La Longue Terre

L’écriture à quatre mains ne s’avère pas toujours un gage de qualité, l’acte en lui-même restant en effet solitaire, du moins en France où les ateliers d’écriture ne foisonnent guère. Et lorsque l’on réunit deux écrivains connus, la somme des parties peut s’avérer passable voire mauvaise. Car tout demeure question d’affinités et de complicité. Pourtant, les expériences réussies abondent pour contredire ce constat liminaire. Et parmi celles-ci, on peut désormais ajouter ce livre du duo Pratchett & Baxter. (Je sais, on dirait le nom d’une agence de notation…)

Certes, La Longue Terre s’apparente à un tome d’exposition. Un long préambule dont les 150 premières pages paraissent interminables. Fort heureusement, une fois le cadre posé, dès que l’intrigue démarre vraiment, le caractère laborieux, pour ne pas dire paresseux, s’efface pour laisser enfin apparaître l’enjeu science-fictif du roman. Un enjeu vertigineux, guère novateur pour l’habitué, mais sauvé de l’enlisement par les facéties de Terry Pratchett.

Quid de cette longue Terre ?

Les lecteurs de Stephen Baxter (et peut-être de Charles Stross) trouveront sans doute au concept un air de déjà-vu. Ce chapelet de mondes dans lesquels il est possible, par un abus de langage amusant, de glisser soit vers l’Ouest, soit vers l’Est, à la condition de renoncer à ses possessions métalliques, offre aux deux auteurs une multitude de pistes science-fictives et narratives.

Il ouvre aux habitants de la Terre, passeurs naturels ou non, les portes d’une liberté complète, dégagée du carcan de leur société natale. Il leur donne la possibilité de bâtir des utopies à leur convenance, ailleurs, sur une autre Terre, ressuscitant par voie de conséquence un esprit pionnier un tantinet moribond. Bien sûr, cela ne va pas sans mal. Les gouvernements voient d’un très mauvais œil l’hémorragie suscitées par l’attrait pour ces terres vierges. Ils appréhendent à raison l’aspect incontrôlable du passage d’un monde à l’autre, procédé mis à profit par les terroristes pour commettre des attentats ciblés. Et puis, il y a l’impact social et économique des défections. Privée de ses talents, l’économie mondiale périclite, faisant grossir la pénurie et le mécontentement des phobiques incapables de glisser tout seul.

Sur ces différents sujets, Pratchett & Baxter choisissent de ne pas s’étendre, du moins pour l’instant. Ils les éludent au profit d’un récit d’exploration, se focalisant sur un trio de personnages hétéroclites.

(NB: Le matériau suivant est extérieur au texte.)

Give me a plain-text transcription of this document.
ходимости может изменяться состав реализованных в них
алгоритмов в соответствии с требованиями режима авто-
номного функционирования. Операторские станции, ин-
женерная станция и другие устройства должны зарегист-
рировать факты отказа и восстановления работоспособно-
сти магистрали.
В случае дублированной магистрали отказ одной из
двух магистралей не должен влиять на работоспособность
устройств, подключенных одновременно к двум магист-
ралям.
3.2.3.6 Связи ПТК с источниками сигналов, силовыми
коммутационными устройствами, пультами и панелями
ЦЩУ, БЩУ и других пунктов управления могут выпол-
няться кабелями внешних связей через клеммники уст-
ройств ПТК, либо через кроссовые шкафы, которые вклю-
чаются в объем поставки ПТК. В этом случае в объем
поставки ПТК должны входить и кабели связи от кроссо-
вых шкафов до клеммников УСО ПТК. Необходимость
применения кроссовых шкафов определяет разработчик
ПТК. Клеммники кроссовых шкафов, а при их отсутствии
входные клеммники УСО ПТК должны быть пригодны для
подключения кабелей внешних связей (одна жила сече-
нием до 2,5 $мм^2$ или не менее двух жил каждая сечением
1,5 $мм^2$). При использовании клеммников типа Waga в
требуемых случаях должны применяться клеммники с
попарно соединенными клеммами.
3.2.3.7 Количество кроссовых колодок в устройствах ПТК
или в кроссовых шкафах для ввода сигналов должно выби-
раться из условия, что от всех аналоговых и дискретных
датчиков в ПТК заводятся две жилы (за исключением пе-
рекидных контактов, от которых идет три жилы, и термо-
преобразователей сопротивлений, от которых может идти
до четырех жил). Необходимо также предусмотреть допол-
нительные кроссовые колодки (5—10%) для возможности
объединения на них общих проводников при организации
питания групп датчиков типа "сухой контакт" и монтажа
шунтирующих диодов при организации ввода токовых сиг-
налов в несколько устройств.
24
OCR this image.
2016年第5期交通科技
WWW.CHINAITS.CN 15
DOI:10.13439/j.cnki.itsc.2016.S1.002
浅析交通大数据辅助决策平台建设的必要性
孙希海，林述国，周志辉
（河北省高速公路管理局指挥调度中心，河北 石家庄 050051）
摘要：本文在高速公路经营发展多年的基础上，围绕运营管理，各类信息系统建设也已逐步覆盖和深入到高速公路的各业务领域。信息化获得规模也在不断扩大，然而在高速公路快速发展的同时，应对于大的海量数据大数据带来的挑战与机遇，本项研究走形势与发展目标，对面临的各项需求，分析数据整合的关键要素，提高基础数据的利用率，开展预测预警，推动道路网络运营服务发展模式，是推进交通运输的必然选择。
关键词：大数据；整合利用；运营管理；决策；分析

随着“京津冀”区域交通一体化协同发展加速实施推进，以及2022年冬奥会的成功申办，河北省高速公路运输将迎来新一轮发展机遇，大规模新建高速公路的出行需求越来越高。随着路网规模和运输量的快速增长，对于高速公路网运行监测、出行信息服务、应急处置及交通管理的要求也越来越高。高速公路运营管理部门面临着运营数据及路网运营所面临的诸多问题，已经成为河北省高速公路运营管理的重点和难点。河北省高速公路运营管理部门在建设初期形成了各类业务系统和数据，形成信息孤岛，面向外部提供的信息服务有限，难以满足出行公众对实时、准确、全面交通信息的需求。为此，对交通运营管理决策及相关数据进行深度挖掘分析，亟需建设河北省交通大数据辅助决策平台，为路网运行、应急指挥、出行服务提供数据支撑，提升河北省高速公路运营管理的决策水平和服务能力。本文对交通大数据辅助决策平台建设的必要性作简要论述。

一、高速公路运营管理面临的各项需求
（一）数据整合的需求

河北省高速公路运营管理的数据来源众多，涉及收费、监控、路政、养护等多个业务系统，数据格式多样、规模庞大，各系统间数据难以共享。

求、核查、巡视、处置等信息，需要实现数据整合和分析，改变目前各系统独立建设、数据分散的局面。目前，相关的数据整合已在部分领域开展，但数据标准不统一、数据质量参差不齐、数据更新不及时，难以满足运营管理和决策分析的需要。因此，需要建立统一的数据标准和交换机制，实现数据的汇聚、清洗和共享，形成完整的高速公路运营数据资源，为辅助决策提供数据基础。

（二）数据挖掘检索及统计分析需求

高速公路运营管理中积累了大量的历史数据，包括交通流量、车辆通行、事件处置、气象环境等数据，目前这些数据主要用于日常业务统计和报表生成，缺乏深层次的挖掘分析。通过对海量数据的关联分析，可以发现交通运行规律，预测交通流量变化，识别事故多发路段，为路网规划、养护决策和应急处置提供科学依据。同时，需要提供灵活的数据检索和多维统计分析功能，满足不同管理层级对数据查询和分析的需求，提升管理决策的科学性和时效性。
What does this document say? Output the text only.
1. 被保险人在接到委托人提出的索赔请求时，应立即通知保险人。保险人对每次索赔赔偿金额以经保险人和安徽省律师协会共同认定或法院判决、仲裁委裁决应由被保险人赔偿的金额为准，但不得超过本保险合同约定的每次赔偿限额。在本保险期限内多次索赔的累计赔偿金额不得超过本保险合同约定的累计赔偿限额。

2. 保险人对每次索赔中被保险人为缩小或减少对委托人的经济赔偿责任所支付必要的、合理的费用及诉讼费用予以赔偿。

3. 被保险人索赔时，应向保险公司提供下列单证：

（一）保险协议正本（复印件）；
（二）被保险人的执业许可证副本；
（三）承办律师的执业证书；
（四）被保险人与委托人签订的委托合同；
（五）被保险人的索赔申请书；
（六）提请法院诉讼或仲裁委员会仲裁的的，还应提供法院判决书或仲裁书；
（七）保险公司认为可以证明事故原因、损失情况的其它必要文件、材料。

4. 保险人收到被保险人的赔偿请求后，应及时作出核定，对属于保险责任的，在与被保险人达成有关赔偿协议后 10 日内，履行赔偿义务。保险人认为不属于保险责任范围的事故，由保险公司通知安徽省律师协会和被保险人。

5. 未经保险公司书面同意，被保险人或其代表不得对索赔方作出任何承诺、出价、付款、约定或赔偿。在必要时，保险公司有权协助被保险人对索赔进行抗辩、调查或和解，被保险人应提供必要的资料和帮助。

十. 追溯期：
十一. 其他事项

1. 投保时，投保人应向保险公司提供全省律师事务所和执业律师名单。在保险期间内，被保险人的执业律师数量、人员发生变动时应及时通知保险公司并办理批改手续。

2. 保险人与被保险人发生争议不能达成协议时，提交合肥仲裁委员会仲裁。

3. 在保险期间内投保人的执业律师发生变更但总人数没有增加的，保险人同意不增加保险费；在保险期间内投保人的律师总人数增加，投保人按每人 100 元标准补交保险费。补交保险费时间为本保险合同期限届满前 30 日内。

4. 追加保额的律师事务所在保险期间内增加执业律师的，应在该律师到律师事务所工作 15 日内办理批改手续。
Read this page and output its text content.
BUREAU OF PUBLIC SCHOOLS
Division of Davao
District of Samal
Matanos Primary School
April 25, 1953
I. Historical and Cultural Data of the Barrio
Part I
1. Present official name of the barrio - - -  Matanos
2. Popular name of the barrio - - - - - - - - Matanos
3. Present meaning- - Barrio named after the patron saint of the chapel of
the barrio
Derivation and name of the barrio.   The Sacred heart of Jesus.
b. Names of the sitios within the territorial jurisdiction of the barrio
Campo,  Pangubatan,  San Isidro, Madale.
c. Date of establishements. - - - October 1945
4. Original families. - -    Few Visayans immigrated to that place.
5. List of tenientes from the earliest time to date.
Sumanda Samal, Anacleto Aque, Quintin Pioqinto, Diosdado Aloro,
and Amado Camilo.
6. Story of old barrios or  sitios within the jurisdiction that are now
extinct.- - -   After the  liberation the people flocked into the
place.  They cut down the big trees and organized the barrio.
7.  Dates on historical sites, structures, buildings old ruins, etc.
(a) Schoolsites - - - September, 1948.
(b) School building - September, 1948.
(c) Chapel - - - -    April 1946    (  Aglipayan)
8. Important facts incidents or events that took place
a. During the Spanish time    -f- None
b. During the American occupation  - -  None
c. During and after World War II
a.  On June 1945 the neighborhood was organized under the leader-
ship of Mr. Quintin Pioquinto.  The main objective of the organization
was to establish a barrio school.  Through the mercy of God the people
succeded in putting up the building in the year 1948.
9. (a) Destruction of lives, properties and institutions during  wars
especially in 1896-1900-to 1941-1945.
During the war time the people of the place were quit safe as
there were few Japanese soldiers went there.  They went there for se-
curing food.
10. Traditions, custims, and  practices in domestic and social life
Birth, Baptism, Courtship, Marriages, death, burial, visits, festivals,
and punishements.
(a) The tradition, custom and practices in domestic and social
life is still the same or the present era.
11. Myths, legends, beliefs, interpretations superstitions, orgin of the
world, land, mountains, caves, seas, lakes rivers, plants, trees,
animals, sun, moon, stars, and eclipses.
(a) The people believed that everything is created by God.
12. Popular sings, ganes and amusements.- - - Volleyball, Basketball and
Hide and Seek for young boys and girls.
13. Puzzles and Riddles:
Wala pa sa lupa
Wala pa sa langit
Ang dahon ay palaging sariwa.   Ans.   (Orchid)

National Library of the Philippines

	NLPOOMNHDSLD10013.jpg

D’un côté Lobsang, intelligence artificielle devenue consciente, poussant la roublardise jusqu’à prétendre être la réincarnation d’un mécanicien tibétain, histoire d’obtenir les mêmes droits que les humains. Une entité omnisciente, bavarde, imbue d’elle-même, bref insupportable. Le genre de créature capable d’investir un distributeur de boissons pour taper la conversation, tout en pillant des banques de données sans vergogne. Pour résumer, un électron libre (euphémisme) au service de l’institut tranTerre, lui-même filiale de la Black Corporation, entreprise aux desseins mystérieux.

De l’autre Josué, passeur naturel, oscillant entre misanthropie et empathie, et Sally, jeune femme issue d’une communauté utopique fondée sur une terre parallèle, elle-même passeuse naturelle au caractère bien trempé.

En leur compagnie, à bord d’un dirigeable gouverné par Lobsang, on découvre cette Longue Terre, chevauchant le multivers quantique et ses n-branes, pour en explorer toutes les versions parallèles. Un périple répétitif jalonné de trouvailles faisant l’objet de moult hypothèses et agrémenté de multiples allusions et clins d’œil cinématographiques, télévisuels, romanesques et musicaux.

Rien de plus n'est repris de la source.